Wind down of housing assistance raises concerns
Senate will consider adding more state money to help
AS A FEDERAL rental assistance program winds down, housing advocates are looking to the state to help fill the gap. But the state assistance programs are not as generous as the federal program was, leading to concerns that struggling tenants – particularly tenants of color – could increasingly face evictions. Housing assistance will be up for debate Thursday as the state Senate considers its version of a $1.6 billion supplemental budget bill.
On Tuesday, Homes for All Massachusetts and researchers at the Massachusetts Institute of Technology released a report which found that evictions are disproportionately occurring in Black and Latino neighborhoods, neighborhoods with more single mother heads of households, areas with absentee and corporate landlords, and in central and southeast Massachusetts. Of all evictions filed between October 2020 and October 2021, 43 percent were in neighborhoods where a majority of residents are non-white, even though only 32 percent of rental housing is in these areas.
Kelly Turley, associate director of the Massachusetts Coalition for the Homeless, said ensuring more rental assistance is available is vital “to make sure that as recovery moves forward, we’re not leaving Black and Latinx communities behind in their recovery.”
As the pandemic abates, housing assistance programs have been gradually scaling down. Last Tuesday, the Executive Office of Housing and Economic Development gave notice that it will stop accepting applications on April 15 for the Emergency Rental Assistance Program, a federally funded, pandemic-era program that pays rent for financially struggling tenants. After that, the state expects to have used up all the federal money. Since the start of the pandemic, the state has distributed $582 million to 72,000 households, out of a total of $800 million in federal housing money given to Massachusetts.
But housing activists say the need is still there for assistance. “COVID is unfortunately not quite done,” said Andrea Park, a housing attorney for the Massachusetts Law Reform Institute. “The uncertainty is not as acute but it’s absolutely there.” For example, she said, some women are still struggling to find steady childcare and reenter the workforce.
Park said there has been a “troubling increase” in evictions, particularly in central and southeastern Massachusetts. Anecdotally, she hears about more owners selling multi-family buildings because of the hot housing market and evicting tenants so they can raise the rents.
Statewide, trial court data show eviction case filings remain far below where they were in late 2020, but actual executions on evictions have gone up and down, and have generally been increasing since the summer of 2021, with the highest numbers right now in central and southeastern Massachusetts. A lot of the fluctuation likely reflects changes in state policy related to eviction protections.

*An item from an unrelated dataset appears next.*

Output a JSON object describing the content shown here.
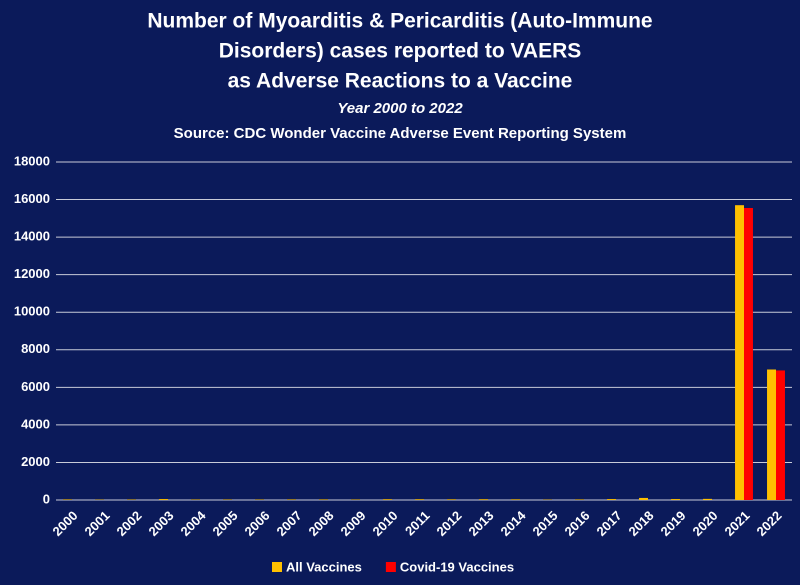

The governor, in his version of the supplemental budget bill, allocated $60 million for housing assistance programs, to ensure tenants maintain access to RAFT through the end of the fiscal year in June, once the federal program winds down. The House version of the bill upped that to $100 million. Amendments senators will consider during Thursday’s debate, including one introduced by Housing Committee chair Sen. John Keenan, a Quincy Democrat, would double the amount to $200 million.
Another amendment introduced by Keenan would increase the maximum per-family benefit from $7,000 to $10,000 a year.

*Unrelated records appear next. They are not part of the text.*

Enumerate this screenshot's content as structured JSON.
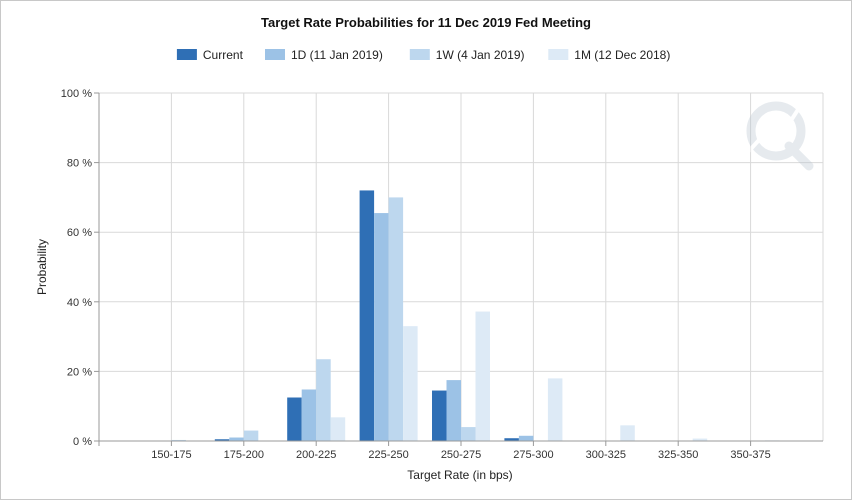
{
  "chart_data": {
    "type": "bar",
    "title": "Target Rate Probabilities for 11 Dec 2019 Fed Meeting",
    "xlabel": "Target Rate (in bps)",
    "ylabel": "Probability",
    "categories": [
      "150-175",
      "175-200",
      "200-225",
      "225-250",
      "250-275",
      "275-300",
      "300-325",
      "325-350",
      "350-375"
    ],
    "ylim": [
      0,
      100
    ],
    "yticks": [
      0,
      20,
      40,
      60,
      80,
      100
    ],
    "ytick_labels": [
      "0 %",
      "20 %",
      "40 %",
      "60 %",
      "80 %",
      "100 %"
    ],
    "grid": true,
    "legend_position": "top-center",
    "series": [
      {
        "name": "Current",
        "color": "#2f6fb5",
        "values": [
          0,
          0.5,
          12.5,
          72.0,
          14.5,
          0.8,
          0,
          0,
          0
        ]
      },
      {
        "name": "1D (11 Jan 2019)",
        "color": "#9cc2e6",
        "values": [
          0,
          1.0,
          14.8,
          65.5,
          17.5,
          1.5,
          0,
          0,
          0
        ]
      },
      {
        "name": "1W (4 Jan 2019)",
        "color": "#bdd7ee",
        "values": [
          0.3,
          3.0,
          23.5,
          70.0,
          4.0,
          0,
          0,
          0,
          0
        ]
      },
      {
        "name": "1M (12 Dec 2018)",
        "color": "#ddeaf6",
        "values": [
          0,
          0,
          6.8,
          33.0,
          37.2,
          18.0,
          4.5,
          0.7,
          0.2
        ]
      }
    ]
  },
  "watermark": {
    "icon": "quikstrike-q-logo-icon"
  }
}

All of this is far more generous than the pre-pandemic version of RAFT, which was a $20 million program that provided $4,000 annually to fewer than 6,000 households.
But regardless of the changes, the RAFT program will still be less generous than the federal ERAP. ERAP helps families earning less than 80 percent of area median income ($80,300 for a family of three in Boston), while RAFT helps those earning less than 50 percent of area median income ($53,350 for a family of three in Boston). ERAP does not cap benefits, so Turley said the average amount a family got was $9,000 but some families received as much as $20,000, reflecting Massachusetts’s high housing costs.